United Steelworkers Local 6500 and a lobby group called MINES (Mining Inquiry Needs Everyone’s Support) will hold a news conference Wednesday to respond to the province’s plan for the review.

USW Local 6500, and later MINES, began calling for a full-blown inquiry in February 2012 after the union’s eight-month investigation in the June 8, 2011, deaths of two men at Vale’s Stobie Mine.

The 200-page report into how Jason Chenier, 35, and Jordan Fram, 26, died contained 165 recommendations, including that an inquiry be held to update mining safety practices. That recommendation prompted the formation of MINES, led by Fram’s mother Wendy Fram, which championed the drive for the inquiry.

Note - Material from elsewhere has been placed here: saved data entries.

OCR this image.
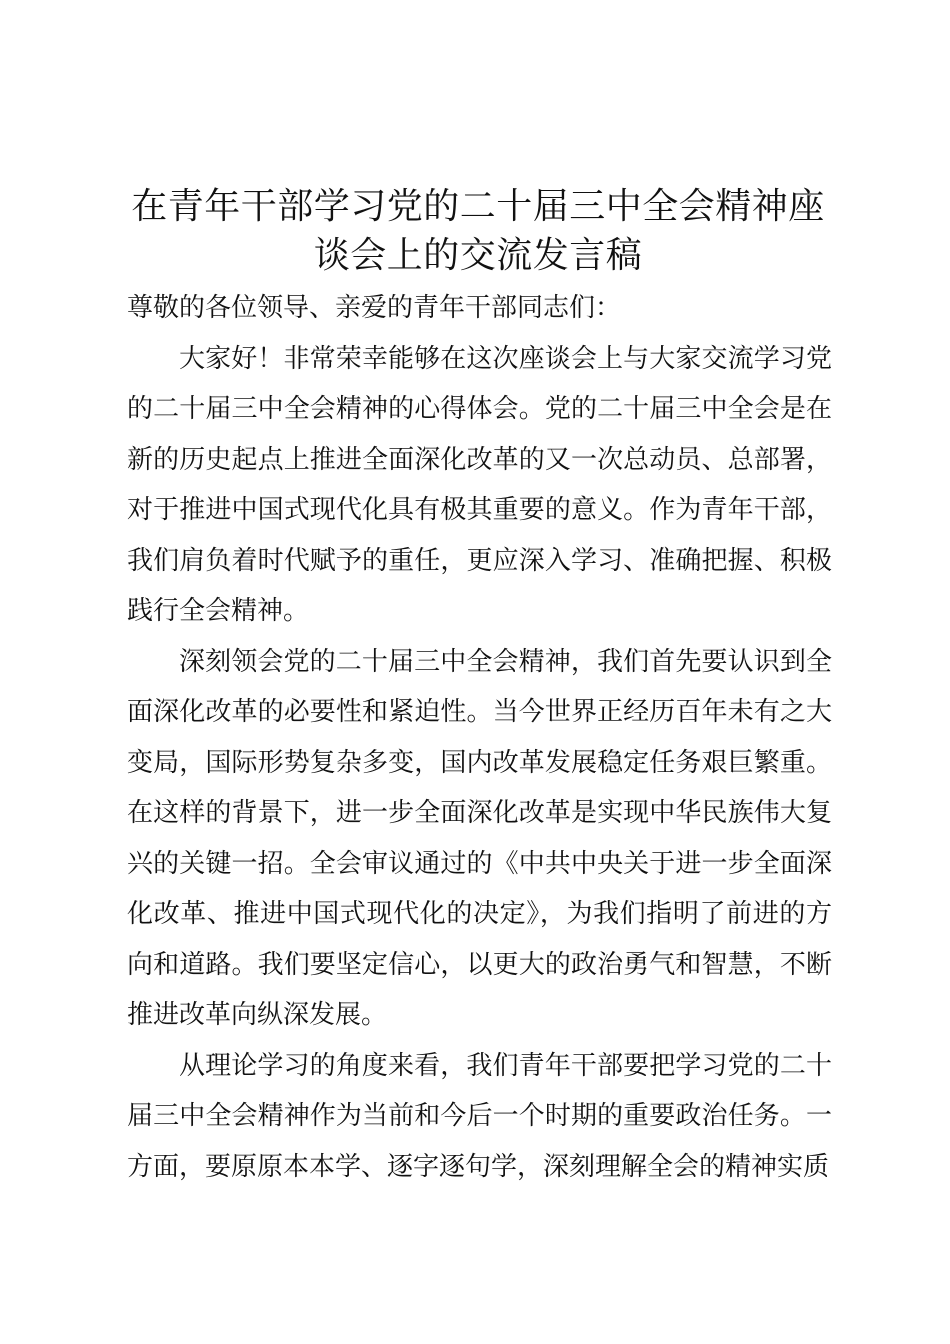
在青年干部学习党的二十届三中全会精神座谈会上的交流发言稿

尊敬的各位领导、亲爱的青年干部同志们：

大家好！非常荣幸能够在这次座谈会上与大家交流学习党的二十届三中全会精神的心得体会。党的二十届三中全会是在新的历史起点上推进全面深化改革的又一次总动员、总部署，对于推进中国式现代化具有极其重要的意义。作为青年干部，我们肩负着时代赋予的重任，更应深入学习、准确把握、积极践行全会精神。

深刻领会党的二十届三中全会精神，我们首先要认识到全面深化改革的必要性和紧迫性。当今世界正经历百年未有之大变局，国际形势复杂多变，国内改革发展稳定任务艰巨繁重。在这样的背景下，进一步全面深化改革是实现中华民族伟大复兴的关键一招。全会审议通过的《中共中央关于进一步全面深化改革、推进中国式现代化的决定》，为我们指明了前进的方向和道路。我们要坚定信心，以更大的政治勇气和智慧，不断推进改革向纵深发展。

从理论学习的角度来看，我们青年干部要把学习党的二十届三中全会精神作为当前和今后一个时期的重要政治任务。一方面，要原原本本学、逐字逐句学，深刻理解全会的精神实质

Chenier and Fram died after being overrun by 350 tons of muck while working at the 3,000-foot level of Stobie, a day or two after Chenier sent warning emails to Vale about unsafe conditions.

Six charges were laid by the Labour ministry against Vale and three against one of its supervisors under the Occupational Health and Safety Act.

In September, Vale was fined more than $1 million, one of the largest in Ontario for health and safety violations, after pleading guilty to three of those charges. Six counts against the company were withdrawn, as were the six charges against the supervisor.

In its guilty plea, Vale acknowledged it failed to take reasonable precautions to prevent the movement of material through an ore pass where hazardous conditions existed. Chenier had warned about excess water at Stobie.
The company also pleaded guilty to failing to take reasonable precautions to maintain drain holes at the 2400-level of Stobie, and to ensure water, slime and other wet material wasn’t dumped into the No. 7 ore pass at the 2600-level of the mine.

Two sources told The Sudbury Star all parties involved in discussions with the province about an inquiry have agreed to a comprehensive mining review.

Phone calls to USW Local 6500 president Rick Bertrand and Wendy Fram were not returned, although Steelworkers issued a news release Tuesday about Wednesday’s news conference.

In it, Bertrand said: “The Ontario government recognizes too many miners have been killed or injured on the job. Now we must ensure meaningful, timely action is taken to improve health and safety in mining.”